A COURT punnishment that sees offenders carrying out unpaid work in their community has been hailed at a reaches a milestone anniversary.
County Durham was one of the areas chosen to pilot the Community Payback scheme that was introduced across England and Wales by the 1970 Wootton Report on alternatives to prison and became operational 40 years ago this week.
Since then, hundreds of thousands of offenders across the country have worked millions of hours picking up litter, clearing brambles, painting fences and restoring public gardens to make their communities a better place to live.
In the area covered by the Durham Tees Valley Probation Trust (DTVPT) almost 180,000 hours were worked during 2011/12, which equates to more than £1.1m of unpaid labour carried out for communities.
DTVPT chief executive Russell Bruce spent part of his early probation career supervising community payback – or community service as it was then.

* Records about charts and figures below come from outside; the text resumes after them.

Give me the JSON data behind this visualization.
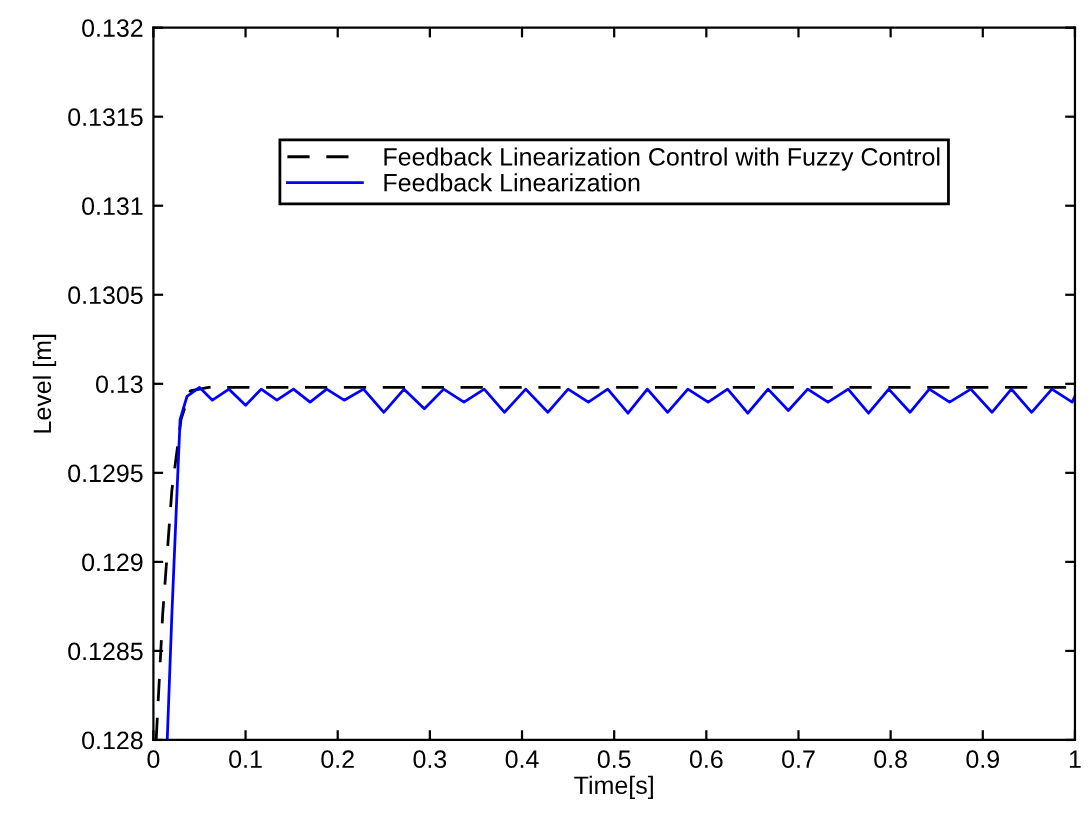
{
  "chart_data": {
    "type": "line",
    "xlabel": "Time[s]",
    "ylabel": "Level [m]",
    "xlim": [
      0,
      1
    ],
    "ylim": [
      0.128,
      0.132
    ],
    "xticks": [
      0,
      0.1,
      0.2,
      0.3,
      0.4,
      0.5,
      0.6,
      0.7,
      0.8,
      0.9,
      1
    ],
    "yticks": [
      0.128,
      0.1285,
      0.129,
      0.1295,
      0.13,
      0.1305,
      0.131,
      0.1315,
      0.132
    ],
    "grid": false,
    "legend": "top",
    "marker": "none",
    "series": [
      {
        "name": "Feedback Linearization Control with Fuzzy Control",
        "color": "#000000",
        "line_style": "dashed",
        "x": [
          0.003,
          0.01,
          0.02,
          0.03,
          0.04,
          0.06,
          1
        ],
        "values": [
          0.128,
          0.1287,
          0.1294,
          0.1298,
          0.12996,
          0.12998,
          0.12998
        ]
      },
      {
        "name": "Feedback Linearization",
        "color": "#0000ff",
        "line_style": "solid",
        "x": [
          0.015,
          0.02,
          0.026,
          0.029,
          0.0365,
          0.05,
          0.064,
          0.082,
          0.1,
          0.117,
          0.134,
          0.152,
          0.17,
          0.188,
          0.207,
          0.228,
          0.25,
          0.272,
          0.294,
          0.315,
          0.337,
          0.359,
          0.381,
          0.404,
          0.428,
          0.45,
          0.472,
          0.493,
          0.515,
          0.536,
          0.558,
          0.58,
          0.602,
          0.623,
          0.645,
          0.667,
          0.689,
          0.71,
          0.732,
          0.754,
          0.776,
          0.798,
          0.821,
          0.842,
          0.864,
          0.887,
          0.91,
          0.931,
          0.953,
          0.975,
          0.997,
          1
        ],
        "values": [
          0.128,
          0.1287,
          0.12944,
          0.1298,
          0.12993,
          0.12998,
          0.129908,
          0.12997,
          0.129879,
          0.12997,
          0.129908,
          0.12997,
          0.129897,
          0.12997,
          0.129908,
          0.12997,
          0.12984,
          0.12997,
          0.12986,
          0.12997,
          0.129897,
          0.12997,
          0.12984,
          0.12997,
          0.12984,
          0.12997,
          0.129897,
          0.12997,
          0.129835,
          0.12997,
          0.12984,
          0.12997,
          0.129897,
          0.12997,
          0.129835,
          0.12997,
          0.12985,
          0.12997,
          0.129897,
          0.12997,
          0.129835,
          0.12997,
          0.12984,
          0.12997,
          0.129897,
          0.12997,
          0.12984,
          0.12997,
          0.12984,
          0.12997,
          0.129897,
          0.12993
        ]
      }
    ]
  }
}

He said: “The name of the order has changed, but the core value of community payback has stayed the same. It’s about visible reparation to communities that have been harmed by offending.
“But it also teaches offenders new skills and helps to reconnect them with the places they have grown up and lived but become detached from.
“It’s always been about bringing people who have offended back together with communities to reduce re-offending.”
The name of the scheme has changed several times – in 2001 it became known as Community Punishment, then Enhanced Community Punishment, then Unpaid Work, before being retitled Community Payback in 2005.
From December 2008, offenders working their hours have been made to wear fluorescent orange jackets with Community Payback stamped across the back.
The guidance given to magistrates says the purposes of Community Payback are punishment, reparation and rehabilitation and offenders can be ordered to work between 40 and 300 hours, which normally need to be finished within 12 months.